While conducting due diligence other facts regarding the company are also checked. It must be first checked why the company is being sold. The buyer must understand whether there have been previous attempts to sell the company and why the deal did not go through. The agency must check what the company’s long-term goals and business plans are. The complexity of the company is another important matter. Are the products and services offered by the company very difficult to manage? Does the company have many subsidiaries? It must be found whether the company has acquired or merged with another company.
The importance of tax due diligence is perhaps overlooked by many buyers who focus only on the financial aspects of a company. But with tax being a major part of a company’s financial burden, it is necessary to assess the tax burden of the company and whether any taxes have not been paid and may come as a surprise along with a penalty. The tax due diligence is not meant to find out small mistakes that may have occurred when calculating tax. This goes into various kinds of taxes that apply to the company and may have been concealed by the company when the deal is being discussed.
There are various types of taxes a company has to pay. This will include personal income taxes of the employees, property tax, withholding tax, GST, etc. There can also be transfer pricing issues that may crop up later. The tax due diligence will include reading all the tax returns which have been filed to see if everything has been filed correctly. It will also be checked whether there has been an ownership change and any taxes are pending from the previous ownership. It will also be assessed whether there will be a difference in the tax liabilities once the merger takes place.

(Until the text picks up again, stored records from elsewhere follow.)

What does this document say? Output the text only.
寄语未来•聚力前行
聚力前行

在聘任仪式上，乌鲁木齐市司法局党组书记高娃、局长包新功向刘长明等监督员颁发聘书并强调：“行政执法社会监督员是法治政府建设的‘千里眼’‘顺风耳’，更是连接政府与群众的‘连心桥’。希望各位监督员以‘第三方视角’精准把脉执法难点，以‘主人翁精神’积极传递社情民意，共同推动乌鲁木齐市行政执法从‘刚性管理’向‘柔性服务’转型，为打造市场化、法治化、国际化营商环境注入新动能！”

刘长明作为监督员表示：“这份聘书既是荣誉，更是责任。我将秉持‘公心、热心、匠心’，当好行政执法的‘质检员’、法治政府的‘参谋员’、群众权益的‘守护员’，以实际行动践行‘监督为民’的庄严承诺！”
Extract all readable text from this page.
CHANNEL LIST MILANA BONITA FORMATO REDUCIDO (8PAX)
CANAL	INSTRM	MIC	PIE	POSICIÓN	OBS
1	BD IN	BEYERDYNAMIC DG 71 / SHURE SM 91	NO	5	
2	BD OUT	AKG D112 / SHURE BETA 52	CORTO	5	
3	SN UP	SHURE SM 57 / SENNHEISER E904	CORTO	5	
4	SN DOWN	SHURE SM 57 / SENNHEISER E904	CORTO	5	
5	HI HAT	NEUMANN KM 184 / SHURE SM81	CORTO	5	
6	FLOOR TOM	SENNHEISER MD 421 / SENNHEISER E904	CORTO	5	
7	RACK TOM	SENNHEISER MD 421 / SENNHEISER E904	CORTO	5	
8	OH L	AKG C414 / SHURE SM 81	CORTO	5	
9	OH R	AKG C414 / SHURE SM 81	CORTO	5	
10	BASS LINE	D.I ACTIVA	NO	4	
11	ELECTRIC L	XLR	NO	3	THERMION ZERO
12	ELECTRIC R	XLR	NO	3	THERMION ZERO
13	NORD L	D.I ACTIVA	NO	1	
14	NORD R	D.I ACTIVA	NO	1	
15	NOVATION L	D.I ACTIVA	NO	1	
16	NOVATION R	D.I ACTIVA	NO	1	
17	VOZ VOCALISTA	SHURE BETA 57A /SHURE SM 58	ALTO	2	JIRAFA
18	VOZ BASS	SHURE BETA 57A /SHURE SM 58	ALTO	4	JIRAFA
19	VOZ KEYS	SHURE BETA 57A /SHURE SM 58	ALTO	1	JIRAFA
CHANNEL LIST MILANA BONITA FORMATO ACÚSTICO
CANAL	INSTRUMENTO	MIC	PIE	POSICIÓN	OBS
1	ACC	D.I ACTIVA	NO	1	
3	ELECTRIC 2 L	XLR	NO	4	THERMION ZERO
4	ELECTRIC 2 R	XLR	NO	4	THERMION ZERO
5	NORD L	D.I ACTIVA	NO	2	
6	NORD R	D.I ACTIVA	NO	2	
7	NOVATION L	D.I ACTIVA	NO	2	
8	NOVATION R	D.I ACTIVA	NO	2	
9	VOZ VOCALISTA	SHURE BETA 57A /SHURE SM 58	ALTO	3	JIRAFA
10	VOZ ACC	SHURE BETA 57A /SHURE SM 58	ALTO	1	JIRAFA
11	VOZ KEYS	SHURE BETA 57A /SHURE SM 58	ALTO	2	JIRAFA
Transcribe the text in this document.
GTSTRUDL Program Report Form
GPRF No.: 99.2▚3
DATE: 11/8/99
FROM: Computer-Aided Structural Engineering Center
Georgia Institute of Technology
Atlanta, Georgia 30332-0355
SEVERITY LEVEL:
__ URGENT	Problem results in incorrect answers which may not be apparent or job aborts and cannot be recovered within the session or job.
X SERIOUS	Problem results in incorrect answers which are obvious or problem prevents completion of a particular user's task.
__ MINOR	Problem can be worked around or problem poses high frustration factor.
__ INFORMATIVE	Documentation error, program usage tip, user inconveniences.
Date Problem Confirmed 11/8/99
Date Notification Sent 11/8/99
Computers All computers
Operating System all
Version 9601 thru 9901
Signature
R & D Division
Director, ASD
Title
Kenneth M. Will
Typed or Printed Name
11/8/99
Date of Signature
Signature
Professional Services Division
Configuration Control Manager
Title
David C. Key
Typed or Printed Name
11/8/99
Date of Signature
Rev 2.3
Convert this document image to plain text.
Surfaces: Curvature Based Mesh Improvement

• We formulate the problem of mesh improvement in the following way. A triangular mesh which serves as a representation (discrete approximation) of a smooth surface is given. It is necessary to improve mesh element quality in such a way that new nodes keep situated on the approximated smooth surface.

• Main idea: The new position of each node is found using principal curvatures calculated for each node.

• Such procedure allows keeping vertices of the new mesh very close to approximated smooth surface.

It must also be checked whether any taxes are pending on unclaimed properties. It should also be found whether any claims have been made for tax credit and that has not been passed by the government. This tax will come as a liability in the future. It is essential to conduct tax due diligence so that the buyer is not burdened with tax and penalty for mistakes committed in the past.
It is not just performed by the buyer. Due diligence is also performed on the buyer by the seller to assess whether the buyer can complete the transaction once it has been started or whether the buying company is not strong enough to complete the purchase. This information is also vital for the selling company.